Cette marque française vend une queue de sirène pour sa collection Summer 26 Plongée dans l’univers d’Algieri Paris

Loin de l’imagerie solaire et des clichés azuréens, la marque parisienne Algieri réinvente l’été à la lumière des projecteurs underground. Pour sa collection-capsule Summer 26, so(m)brement intitulée « Les Abysses », Raphaël Algieri fusionne mode, artifice et culture queer, allant jusqu’à proposer une spectaculaire queue de sirène artisanale. 

Le corps en transition

La figure de la sirène est l’élément central de la réflexion de Raphaël Algieri. Ni totalement humaine, ni totalement mythologique, elle incarne un corps en transition : construit, observé, transformé. Avec elle, la campagne interroge les notions de genre, de visibilité et la manière dont les corps sont façonnés par la société et libérés par la performance. 

Ici, les symboles de l’été demeurent présents mais ne sont plus tout à fait à leur place : l’eau, le repos et le corps apparaissent sous une forme altérée, transposés dans l’univers habituel d’Algieri Paris. Pour parfaire la panoplie, la sirène Algieri dispose d’une serviette — pièce leisure par excellence — d’un sac et d’un porte-sac. Des pièces plus commerciales qui étayent tout de même le récit de cette collection-capsule estivale. 

Quand la nuit métamorphose le mythe

Au cœur de cette collection réside une pièce hybride, à la frontière de la mode et de l'art : une queue de sirène réalisée en collaboration avec l’artisan belge Mermethyste. Pour la campagne, c’est la drag queen et DJ Kirara qui s’en empare, se métamorphosant en une créature à la fois inquiétante et inspirante.

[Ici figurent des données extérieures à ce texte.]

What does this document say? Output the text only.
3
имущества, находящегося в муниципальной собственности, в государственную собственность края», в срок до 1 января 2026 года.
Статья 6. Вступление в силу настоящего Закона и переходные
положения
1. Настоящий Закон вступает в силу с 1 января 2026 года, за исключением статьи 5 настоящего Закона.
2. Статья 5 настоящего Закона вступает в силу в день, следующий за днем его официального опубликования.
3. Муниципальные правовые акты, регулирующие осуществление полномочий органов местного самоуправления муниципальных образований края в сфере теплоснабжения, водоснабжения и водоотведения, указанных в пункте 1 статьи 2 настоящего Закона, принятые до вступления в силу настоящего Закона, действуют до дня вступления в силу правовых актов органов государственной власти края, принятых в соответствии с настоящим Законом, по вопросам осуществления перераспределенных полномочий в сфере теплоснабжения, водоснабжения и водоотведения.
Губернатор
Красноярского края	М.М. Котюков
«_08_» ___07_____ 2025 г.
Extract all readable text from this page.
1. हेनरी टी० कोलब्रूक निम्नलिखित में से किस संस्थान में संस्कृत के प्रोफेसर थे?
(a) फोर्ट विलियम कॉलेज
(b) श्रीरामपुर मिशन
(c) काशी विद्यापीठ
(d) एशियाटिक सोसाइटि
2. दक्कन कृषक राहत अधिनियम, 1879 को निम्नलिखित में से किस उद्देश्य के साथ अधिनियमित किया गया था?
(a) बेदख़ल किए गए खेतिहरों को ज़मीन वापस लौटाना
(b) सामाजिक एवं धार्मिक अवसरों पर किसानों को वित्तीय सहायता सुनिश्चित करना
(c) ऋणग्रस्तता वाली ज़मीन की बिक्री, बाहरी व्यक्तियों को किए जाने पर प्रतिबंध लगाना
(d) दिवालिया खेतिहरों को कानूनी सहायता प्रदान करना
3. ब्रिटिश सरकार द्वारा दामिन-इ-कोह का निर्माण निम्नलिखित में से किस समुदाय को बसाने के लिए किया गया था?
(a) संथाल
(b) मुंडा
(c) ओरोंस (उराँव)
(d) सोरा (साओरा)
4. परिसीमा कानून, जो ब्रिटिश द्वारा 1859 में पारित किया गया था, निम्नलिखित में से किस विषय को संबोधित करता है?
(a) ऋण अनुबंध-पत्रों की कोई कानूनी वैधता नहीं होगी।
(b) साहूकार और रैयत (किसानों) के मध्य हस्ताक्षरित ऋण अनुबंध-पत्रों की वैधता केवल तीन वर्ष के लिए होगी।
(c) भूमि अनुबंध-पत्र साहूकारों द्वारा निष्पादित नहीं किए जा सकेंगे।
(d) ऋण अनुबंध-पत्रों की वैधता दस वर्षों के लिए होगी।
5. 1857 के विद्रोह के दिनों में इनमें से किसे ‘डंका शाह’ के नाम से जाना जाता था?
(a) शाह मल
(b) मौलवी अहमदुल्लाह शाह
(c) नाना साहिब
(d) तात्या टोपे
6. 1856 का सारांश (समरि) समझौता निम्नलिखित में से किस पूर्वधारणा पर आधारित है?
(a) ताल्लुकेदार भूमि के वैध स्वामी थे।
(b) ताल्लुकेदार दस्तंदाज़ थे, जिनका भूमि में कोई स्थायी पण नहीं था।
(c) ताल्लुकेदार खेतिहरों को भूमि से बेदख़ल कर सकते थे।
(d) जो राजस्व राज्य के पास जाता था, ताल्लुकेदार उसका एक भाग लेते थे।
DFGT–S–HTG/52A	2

Lors de la soirée de lancement, cette esthétique de la mutation est passée de l’image au réel. Véritable autel profane, une table en verre servait de piédestal à un mannequin figé dans sa queue de sirène, dont le regard, aboli par des lentilles blanches, fixait le vide avec une froideur spectrale. Non loin de cette apparition, une seconde figure de la nuit complétait le tableau, arborant un slip entièrement brodé de pierres. En orchestrant cette confrontation de créatures hybrides, Algieri pose les fondations d'un théâtre de l’étrange où la beauté se conjugue au pluriel et au radical.

Une mode connectée à l'underground parisien

Au-delà du vêtement, Algieri est indissociable de la scène queer parisienne. La marque collabore régulièrement avec des artistes, créateurs et performeurs issus des scènes techno, drag et underground, affirmant son engagement indéfectible envers les cultures alternatives. En brouillant les frontières entre mode, musique et performance, Algieri offre une plateforme d’expression aux talents émergents et contribue, collection après collection, à faire vivre une esthétique libre et radicale.

Fondée en 2022 après des études à LISAA et à HEC Paris, la marque porte un nom chargé d'histoire. Algieri, c’est celui de l’arrière-grand-mère du designer, qui choisissait dans les années 1940 de le garder et de le transmettre. Une forme de perpétuation, mais aussi d’écart, que l’on retrouve aujourd'hui dans le travail du directeur artistique. La marque s'inscrit dans une démarche engagée et locale : les créations prennent vie à partir de stocks dormants et de matériaux recyclés, via une fabrication essentiellement artisanale au sein d'un atelier parisien.

En s’emparant du mythe de la sirène pour le traîner dans la moiteur des clubs techno, Algieri signe bien plus qu’une collection estivale. « Les Abysses » s’impose comme le manifeste d’une mode qui refuse d’arrondir les angles, rappelant que c’est bien dans l’obscurité et la marge que s’inventent les silhouettes de demain.